Zwei iranische Autorinnen berichten über ihre Heimat
Von Rebecca Hillauer

Ihr erstes Buch erschien 1951. Damals, vor einem knappen halben Jahrhundert, als Simin Behbahani noch verheiratet war mit einem ungeliebten Mann, schrieb sie vor allem Gedichte über die Liebe. Sie stellte das Thema, das zu behandeln in der klassischen persischen Literatur den Männern vorbehalten war, aus der Sicht der Frau dar - mit unverhüllter Sinnlichkeit anstelle mystischer Verklärung. Dafür wurde sie berühmt. Und weil sie das "Ghazal", ein traditionelles Versmaß vergleichbar dem Sonnett, weiterentwickelt hat.

Seit der Machtübernahme der Mullahs erzählt Simin Behbahani Alltagsgeschichten: zum Beispiel von dem einbeinigen Soldaten, der kein Mitleid akzeptiert; von der Mutter, die ihre aus dem Gefängnis entlassene Tochter in den Armen wiegt; von dem Mädchen, das weint, weil der Vater kein Geld hat, um ihm einen Lutscher zu kaufen. Indem sie scheinbar banale Begebenheiten akribisch beschreibt, stößt Simin Behbahani vor zur tiefer liegenden gesellschaftlichen Realität und deckt die traumatischen Erfahrungen der jüngsten iranischen Geschichte auf: Revolution und Krieg.

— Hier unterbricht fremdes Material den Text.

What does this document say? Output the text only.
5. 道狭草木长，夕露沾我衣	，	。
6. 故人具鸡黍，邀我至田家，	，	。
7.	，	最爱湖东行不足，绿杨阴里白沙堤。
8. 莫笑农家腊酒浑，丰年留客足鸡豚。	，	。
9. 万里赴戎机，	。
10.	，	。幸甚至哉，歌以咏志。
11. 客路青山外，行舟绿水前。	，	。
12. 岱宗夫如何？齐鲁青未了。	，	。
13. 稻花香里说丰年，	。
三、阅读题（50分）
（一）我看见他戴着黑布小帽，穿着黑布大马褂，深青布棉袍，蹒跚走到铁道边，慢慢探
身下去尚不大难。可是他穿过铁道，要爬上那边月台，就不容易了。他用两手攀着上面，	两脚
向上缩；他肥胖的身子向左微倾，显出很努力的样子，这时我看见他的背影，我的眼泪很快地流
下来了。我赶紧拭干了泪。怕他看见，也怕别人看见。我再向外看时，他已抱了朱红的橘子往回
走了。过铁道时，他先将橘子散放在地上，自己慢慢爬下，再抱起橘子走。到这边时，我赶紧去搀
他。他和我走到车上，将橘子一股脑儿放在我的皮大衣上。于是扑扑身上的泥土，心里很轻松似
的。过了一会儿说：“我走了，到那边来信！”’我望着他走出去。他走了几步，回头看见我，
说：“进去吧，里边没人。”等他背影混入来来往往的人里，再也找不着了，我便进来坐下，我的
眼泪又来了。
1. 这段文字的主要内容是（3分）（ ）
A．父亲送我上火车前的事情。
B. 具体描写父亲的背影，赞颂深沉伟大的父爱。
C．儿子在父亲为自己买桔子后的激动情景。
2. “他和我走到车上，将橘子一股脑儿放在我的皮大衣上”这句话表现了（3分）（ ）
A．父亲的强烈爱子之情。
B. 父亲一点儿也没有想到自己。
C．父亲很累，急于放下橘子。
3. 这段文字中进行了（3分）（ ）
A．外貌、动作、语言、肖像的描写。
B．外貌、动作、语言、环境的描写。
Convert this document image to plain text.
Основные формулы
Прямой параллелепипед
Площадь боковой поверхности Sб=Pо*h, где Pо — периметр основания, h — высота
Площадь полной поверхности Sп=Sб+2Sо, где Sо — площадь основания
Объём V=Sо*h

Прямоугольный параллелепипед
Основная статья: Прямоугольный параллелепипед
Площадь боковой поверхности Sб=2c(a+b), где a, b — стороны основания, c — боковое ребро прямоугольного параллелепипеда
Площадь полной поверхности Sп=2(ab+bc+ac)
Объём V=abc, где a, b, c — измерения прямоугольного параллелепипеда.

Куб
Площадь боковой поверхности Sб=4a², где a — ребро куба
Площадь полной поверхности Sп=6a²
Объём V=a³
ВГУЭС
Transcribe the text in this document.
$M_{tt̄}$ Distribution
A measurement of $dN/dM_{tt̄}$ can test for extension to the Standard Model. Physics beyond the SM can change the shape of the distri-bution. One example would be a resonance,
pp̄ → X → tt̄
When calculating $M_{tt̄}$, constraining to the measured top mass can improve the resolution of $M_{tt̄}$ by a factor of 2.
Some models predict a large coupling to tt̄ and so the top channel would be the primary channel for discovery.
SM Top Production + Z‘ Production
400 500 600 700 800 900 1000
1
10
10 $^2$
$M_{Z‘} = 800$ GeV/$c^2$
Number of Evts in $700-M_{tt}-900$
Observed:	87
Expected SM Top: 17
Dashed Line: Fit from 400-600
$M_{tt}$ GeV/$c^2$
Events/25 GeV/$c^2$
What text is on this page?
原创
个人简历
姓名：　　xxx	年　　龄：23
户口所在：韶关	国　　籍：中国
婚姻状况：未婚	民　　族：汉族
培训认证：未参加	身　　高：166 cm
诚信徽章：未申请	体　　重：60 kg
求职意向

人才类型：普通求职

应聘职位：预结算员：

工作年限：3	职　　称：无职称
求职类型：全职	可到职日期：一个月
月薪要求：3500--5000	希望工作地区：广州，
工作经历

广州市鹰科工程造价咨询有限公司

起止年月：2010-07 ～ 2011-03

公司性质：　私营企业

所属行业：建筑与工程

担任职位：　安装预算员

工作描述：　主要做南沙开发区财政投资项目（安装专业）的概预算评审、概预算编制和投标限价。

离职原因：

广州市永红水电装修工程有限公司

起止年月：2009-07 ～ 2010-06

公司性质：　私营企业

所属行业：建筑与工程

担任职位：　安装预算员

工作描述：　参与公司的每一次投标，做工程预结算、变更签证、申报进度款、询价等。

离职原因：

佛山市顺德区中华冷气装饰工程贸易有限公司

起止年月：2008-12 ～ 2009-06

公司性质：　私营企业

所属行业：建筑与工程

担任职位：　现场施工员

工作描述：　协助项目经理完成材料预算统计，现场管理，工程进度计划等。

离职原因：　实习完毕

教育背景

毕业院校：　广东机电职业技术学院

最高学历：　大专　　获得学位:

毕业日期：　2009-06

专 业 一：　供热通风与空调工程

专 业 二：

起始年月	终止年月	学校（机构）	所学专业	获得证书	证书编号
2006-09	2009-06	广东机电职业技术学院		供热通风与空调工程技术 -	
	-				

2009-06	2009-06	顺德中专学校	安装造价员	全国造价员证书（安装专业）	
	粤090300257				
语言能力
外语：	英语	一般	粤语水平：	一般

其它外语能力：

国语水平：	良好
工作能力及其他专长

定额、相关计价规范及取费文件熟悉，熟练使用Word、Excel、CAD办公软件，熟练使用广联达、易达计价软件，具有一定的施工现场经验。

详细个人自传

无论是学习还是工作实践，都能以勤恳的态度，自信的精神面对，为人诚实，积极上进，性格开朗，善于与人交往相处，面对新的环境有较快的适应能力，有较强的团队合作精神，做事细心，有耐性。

"Um zu überleben muss man das Schweigen vernichten", schreibt sie in einem Gedicht. Ein paradox anmutender Satz - überleben, zumal in repressiven Regimen, doch meist diejenigen, die ihre wahre Meinung verbergen. Sie aber will sagen: moralisch vor sich selbst besteht nur, wer die Wahrheit enthüllt. Simin Behbahani lebt im Iran: "Ich kann meine Gedichte nur dort schreiben, wo ich die Landschaft, die Menschen und die Armut mit meinen eigenen Augen sehe." Die studierte Juristin und pensionierte Oberschullehrerin für Literatur, die auch Erzählungen, Kurzgeschichten und eine Autobiografie geschrieben hat, ist heute die bekannteste Lyrikerin im Iran. Dies obwohl viele ihrer Werke nur im Ausland erscheinen durften.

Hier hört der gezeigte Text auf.